Keller-Sutter Karin · Bundesrat · 2020-12-09
Keller-Sutter Karin · Bundesrat · St. Gallen · 2020-12-09
Wortprotokoll
Der Motionär rennt eigentlich offene Türen ein. Ich nutze gerne die Gelegenheit, Sie darüber zu informieren, dass das Staatssekretariat für Migration drei Entzugsverfahren gegen terroristische Gefährder eröffnet hat. Ein Verfahren ist in Rechtskraft erwachsen, ein weiteres ist vor dem Bundesverwaltungsgericht hängig, und ein drittes wurde infolge Tod abgeschrieben. In etwa zehn weiteren Fällen laufen die Ermittlungen.

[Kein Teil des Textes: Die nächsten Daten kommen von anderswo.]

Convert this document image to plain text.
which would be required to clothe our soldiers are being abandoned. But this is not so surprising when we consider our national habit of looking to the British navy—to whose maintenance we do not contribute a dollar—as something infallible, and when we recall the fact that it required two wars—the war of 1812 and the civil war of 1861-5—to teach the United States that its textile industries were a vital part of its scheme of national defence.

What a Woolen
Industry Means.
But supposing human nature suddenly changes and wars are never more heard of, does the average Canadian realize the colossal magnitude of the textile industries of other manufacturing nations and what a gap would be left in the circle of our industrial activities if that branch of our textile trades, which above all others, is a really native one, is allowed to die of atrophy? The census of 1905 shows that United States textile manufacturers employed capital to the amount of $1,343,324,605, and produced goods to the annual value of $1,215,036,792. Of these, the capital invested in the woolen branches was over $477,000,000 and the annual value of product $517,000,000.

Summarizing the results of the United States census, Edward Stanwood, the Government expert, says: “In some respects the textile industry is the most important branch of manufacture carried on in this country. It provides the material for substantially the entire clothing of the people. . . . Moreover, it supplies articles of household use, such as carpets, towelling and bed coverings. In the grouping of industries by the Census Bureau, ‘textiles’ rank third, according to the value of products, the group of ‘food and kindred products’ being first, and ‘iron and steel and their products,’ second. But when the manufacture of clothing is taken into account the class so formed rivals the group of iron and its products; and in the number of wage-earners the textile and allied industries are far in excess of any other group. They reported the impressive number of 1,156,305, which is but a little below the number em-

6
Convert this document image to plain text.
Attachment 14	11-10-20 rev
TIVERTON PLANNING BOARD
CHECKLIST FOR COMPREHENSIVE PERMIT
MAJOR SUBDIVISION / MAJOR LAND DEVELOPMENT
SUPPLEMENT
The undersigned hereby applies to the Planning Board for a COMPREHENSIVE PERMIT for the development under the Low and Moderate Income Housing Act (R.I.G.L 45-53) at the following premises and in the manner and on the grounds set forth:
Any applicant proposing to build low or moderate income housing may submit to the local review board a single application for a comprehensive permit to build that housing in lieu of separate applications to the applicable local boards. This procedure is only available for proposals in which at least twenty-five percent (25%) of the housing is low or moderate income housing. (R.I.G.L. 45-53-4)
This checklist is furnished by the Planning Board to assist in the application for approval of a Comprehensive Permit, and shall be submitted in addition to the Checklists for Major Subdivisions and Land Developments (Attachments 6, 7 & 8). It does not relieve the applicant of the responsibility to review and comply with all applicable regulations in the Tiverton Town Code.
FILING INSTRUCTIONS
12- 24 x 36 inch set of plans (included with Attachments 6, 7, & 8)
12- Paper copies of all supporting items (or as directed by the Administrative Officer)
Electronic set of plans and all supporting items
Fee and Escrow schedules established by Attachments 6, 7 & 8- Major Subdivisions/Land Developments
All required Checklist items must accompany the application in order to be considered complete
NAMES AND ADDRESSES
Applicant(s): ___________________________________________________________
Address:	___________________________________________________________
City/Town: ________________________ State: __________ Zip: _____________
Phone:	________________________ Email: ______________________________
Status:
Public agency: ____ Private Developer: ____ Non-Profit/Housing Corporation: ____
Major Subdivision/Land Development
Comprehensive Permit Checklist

Das Entzugsverfahren untersteht der Untersuchungsmaxime. Das heisst, das SEM muss den Sachverhalt von Amtes wegen abklären, und das SEM trägt auch die Beweislast. Es muss folglich beweisen können, dass die betroffene Person die Interessen oder das Ansehen der Schweiz erheblich beeinträchtigt, indem sie z. B. ein schweres Verbrechen im Rahmen von terroristischen Aktivitäten begangen hat. So ist es heute geregelt. Grundsätzlich muss auch eine Verurteilung vorliegen. Es gab den Fall einer Frau, die sich immer noch in einem Camp befindet, bei dem es keine Verurteilung im Ausland gab. Das Verfahren konnte aber trotzdem hier zu Ende geführt werden, und das Urteil ist in Rechtskraft erwachsen.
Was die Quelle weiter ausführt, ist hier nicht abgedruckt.